ANSWER:-
A).
Saltwater boils Hotter.
B).
Saltwater will not boil faster. Salt increases the waters
boiling point (above 100 degree celcius) or increases the
temparature in order to boil the water. The saltwater solution
needs more heat to get hot than a normal water. The time it takes
to boil the saltwater increases slightly. So even if the saltwater
may be hotter, but it will not boil any faster.
C).
When salt is added to the water, it makes harder for the water
molecules to escape from the pot and enters the gas phase. The
water molecules enters the gas phase only when the water boils.
This gives the salt water a highehr boiling point and lower the
specific heat. These changes actuallywork against each other.
Raising the boiling point will slower the time of boiling. If we
try to get higher temparature that means more time on the
stove.
D).
Experiment:-
One pot is filled with one litre of salt water and other pot
with one litre plain water. After boiling the outcome is that
saltwater boiled at 215F while the plain water boiled at 210F.
- The hypothesis that is supported in this experiment is
'Saltwater boils hotter'.
- The reason is When you add salt to water, sodium chloride
diddociates into sodium and chlorine ions. These charged particles
alter the intermolecular forces between water molicules, there is
an ion-dipole interaction to consider: Every water molecule is a
dipole, which means one side (the oxygen side) is more negative and
the other side (the hydrogen side) is more positive.

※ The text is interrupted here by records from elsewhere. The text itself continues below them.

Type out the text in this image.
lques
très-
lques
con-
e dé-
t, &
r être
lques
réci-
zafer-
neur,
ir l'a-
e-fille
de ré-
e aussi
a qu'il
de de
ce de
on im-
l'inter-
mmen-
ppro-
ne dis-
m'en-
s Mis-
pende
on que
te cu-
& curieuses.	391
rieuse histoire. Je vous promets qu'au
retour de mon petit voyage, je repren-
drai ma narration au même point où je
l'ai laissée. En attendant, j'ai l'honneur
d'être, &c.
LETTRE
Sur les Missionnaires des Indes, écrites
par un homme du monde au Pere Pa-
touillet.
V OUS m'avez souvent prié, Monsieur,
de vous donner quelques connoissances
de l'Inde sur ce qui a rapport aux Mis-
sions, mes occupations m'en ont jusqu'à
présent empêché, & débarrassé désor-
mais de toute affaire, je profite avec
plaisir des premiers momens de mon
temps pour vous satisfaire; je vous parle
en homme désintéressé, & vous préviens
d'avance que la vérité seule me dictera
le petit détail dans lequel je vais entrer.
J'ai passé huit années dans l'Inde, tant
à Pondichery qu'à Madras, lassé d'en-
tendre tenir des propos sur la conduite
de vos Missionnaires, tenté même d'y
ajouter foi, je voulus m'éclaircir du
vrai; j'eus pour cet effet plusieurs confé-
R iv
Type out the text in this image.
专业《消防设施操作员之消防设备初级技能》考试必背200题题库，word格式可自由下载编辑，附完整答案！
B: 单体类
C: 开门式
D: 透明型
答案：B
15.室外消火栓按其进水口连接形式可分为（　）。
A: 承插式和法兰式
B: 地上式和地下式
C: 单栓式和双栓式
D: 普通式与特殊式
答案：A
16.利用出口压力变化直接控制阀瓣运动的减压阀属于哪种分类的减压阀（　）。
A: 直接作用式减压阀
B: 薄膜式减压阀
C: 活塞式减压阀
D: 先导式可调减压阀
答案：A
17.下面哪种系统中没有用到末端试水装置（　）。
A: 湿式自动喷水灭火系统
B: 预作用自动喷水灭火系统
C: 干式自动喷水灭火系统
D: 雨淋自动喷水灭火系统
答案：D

- The positively charged sodium ions align with the oxygen side
of a water molecule, while the negatively charged chlorine ions
align with the hydrogen side.
- The ion-dipole interaction is stronger than the hydrogen
bonding between the water molecule, so more energy is needed to
move water away from the ions and into the vapor phase.
- Even without a charged solute, adding particles to water raises
the boiling point because part of the pressure the solution exerts
on the atmosphere now comes from solute particles, not just solvent
(water) molecules.
- The water molecules need more energy to produce enough pressure
to escape the boundary of the liquid. The more salt (or any solute)
added to water, the more you raise the boiling point.
E).
- The hypothesis that is refuted here is 'saltwater boils faster'
because adding salt to water actually raises the boiling point of
the water, due to the phenomenon explained above but it also males
the waterboils faster.
- Adding any non-volatile solute to a liquid causes a decrease in
the liquid's vapour pressure.
- A liquid boils when the vapour pressure above it equals
atmospheric pressure, so a lower vapour pressure means you need a
higher temperature to boil the water.
- The real reason salt makes water boil faster has to do with
specific heat capacities, or the energy it takes to raise the
temperature of a substance,
- Salt ions dissolved in water bind to water molecules, holding
them stable and making it harder for them to move around.
- As a result, the non-salt bound water molecules receive more of
the energy provided by the stove, and boil quicker.
- So adding salt makes it take longer for the water to boil.